The seafood area in the indoor market had an amazing variety of seafood. Huge octopus, squid, skates, a variety of fish I have never seen, prawns, several kinds of shellfish, were on display. A sturdy looking woman was flaying away at a skate, and we had to avoid the splashing blood as we walked by. There were some big black eels maybe 2 feet long, and some fish that looked like they came from the deep sea, with sharp teeth and giant shining eyes.

I think my best meal came from Restaurant Antonio Padeiro in Alcobaça. I ordered a traditional dish, chicken in a clay pot, and it was delicious. It came in a clay pot with a handle,

We visited some museums in Nazaré and some surrounding towns, and their historical sites.

Nazaré, naturally, has a museum dedicated to surfing – the Forte de San Miguel Arcanjo. It is located on a natural outcropping of cliffs with a lighthouse. I witnessed a wetsuit that had built in floatation pads that also served as buffers from the battering waves. There were many autographed surfboards, with pictures and biographies of famous surfers that had been there.

We visited the Convento de Cristo in Tomar, which is a convent, now a museum, and is absolutely beautiful.
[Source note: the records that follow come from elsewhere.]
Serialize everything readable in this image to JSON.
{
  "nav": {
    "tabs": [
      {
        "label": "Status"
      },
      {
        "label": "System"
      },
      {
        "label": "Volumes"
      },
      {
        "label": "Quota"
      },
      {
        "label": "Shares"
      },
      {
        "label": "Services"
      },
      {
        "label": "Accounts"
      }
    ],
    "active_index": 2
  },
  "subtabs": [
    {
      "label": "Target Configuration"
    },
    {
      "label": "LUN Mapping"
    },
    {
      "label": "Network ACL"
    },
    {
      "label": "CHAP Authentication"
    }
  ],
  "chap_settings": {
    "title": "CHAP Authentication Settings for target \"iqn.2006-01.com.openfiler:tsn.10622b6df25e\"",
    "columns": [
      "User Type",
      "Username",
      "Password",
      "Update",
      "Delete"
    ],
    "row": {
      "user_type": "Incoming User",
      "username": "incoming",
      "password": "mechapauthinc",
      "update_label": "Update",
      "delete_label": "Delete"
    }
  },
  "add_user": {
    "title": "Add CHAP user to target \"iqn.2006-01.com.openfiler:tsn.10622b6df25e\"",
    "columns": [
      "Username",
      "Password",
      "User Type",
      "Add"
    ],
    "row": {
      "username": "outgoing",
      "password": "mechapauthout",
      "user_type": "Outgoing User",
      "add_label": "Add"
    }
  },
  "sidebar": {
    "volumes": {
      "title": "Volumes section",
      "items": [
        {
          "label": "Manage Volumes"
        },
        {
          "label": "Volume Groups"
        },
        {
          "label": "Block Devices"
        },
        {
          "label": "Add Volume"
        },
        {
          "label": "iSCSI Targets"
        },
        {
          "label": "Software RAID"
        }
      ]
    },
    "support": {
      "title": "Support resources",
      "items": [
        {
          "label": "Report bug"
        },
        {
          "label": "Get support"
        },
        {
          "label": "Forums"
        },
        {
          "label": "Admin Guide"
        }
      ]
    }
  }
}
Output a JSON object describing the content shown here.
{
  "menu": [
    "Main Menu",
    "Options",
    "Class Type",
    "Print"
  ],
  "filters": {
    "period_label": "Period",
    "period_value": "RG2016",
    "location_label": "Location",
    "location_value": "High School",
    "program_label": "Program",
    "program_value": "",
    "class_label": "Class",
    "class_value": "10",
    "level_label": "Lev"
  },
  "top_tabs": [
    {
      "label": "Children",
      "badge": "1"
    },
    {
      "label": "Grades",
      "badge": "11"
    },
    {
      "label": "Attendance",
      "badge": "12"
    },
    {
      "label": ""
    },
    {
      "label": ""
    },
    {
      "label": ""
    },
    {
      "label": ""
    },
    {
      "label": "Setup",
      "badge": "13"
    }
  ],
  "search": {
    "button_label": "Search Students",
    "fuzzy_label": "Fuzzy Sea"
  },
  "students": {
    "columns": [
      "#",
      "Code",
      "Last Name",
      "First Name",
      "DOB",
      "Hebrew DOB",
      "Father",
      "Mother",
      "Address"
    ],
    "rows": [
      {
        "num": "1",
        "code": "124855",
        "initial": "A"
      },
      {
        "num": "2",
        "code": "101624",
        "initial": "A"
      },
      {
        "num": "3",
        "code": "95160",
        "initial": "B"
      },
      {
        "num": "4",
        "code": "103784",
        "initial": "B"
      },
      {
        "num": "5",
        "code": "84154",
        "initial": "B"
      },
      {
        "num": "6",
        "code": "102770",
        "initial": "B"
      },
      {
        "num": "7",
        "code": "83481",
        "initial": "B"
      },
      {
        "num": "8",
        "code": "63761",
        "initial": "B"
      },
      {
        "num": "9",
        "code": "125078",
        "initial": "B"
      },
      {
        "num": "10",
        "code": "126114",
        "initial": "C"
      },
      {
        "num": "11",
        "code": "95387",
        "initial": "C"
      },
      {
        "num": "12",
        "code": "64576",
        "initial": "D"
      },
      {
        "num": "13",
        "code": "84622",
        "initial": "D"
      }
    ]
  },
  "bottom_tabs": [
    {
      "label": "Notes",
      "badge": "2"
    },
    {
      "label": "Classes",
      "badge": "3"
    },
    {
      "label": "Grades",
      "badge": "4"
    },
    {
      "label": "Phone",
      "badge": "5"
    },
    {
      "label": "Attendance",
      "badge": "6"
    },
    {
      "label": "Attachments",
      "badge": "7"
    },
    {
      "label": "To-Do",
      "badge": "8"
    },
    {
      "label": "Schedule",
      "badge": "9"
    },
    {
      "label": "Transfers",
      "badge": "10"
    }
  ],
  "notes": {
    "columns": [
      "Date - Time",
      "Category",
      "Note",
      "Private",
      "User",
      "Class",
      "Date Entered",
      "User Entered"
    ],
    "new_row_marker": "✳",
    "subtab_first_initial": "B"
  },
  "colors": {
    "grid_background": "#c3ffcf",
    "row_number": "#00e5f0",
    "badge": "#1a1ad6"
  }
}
It is very well preserved, and has beautiful views of gardens and a stunning chapel.

We visited Fátima, where Mary(Our Lady of the  Rosary) was said to have appeared in 1917. There were hundreds of pilgrims there visiting the huge chapel, which on the outside, reminded me of the Vatican in Rome.

Alcobaça was a beautiful small city with an amazing church, great shopping (a bit more upscale than Nazaré ) and had the best restaurant- Restaurant Antonio Padeiro.

The People

We met a mix of people in Portugal. On the whole, they are wonderfully friendly. Vasco and his wife Carlotta were absolutely charming and sophisticated. We stopped to take photos,  and a man approached us with a bag of fresh plums he had just picked. He refused our money, and I was really touched. We met a waiter at dinner one night who shared with us his life story, and again were touched. He had suffered the loss of his 22 year old daughter and had left his life somewhere else to be in Nazaré. He treasured the new friendships he was making now, and made us feel like we were his friends.

Our apartment overlooked a community parking lot, and it was great entertainment to sit on the balcony and watch the drama that unfolded daily below us. From territory disputes of parking lot attendants (unofficial) to watching people try to park , there was endless entertainment.

We are off to Switzerland for a week long Sailboat race – Semain de Soirée! See you later!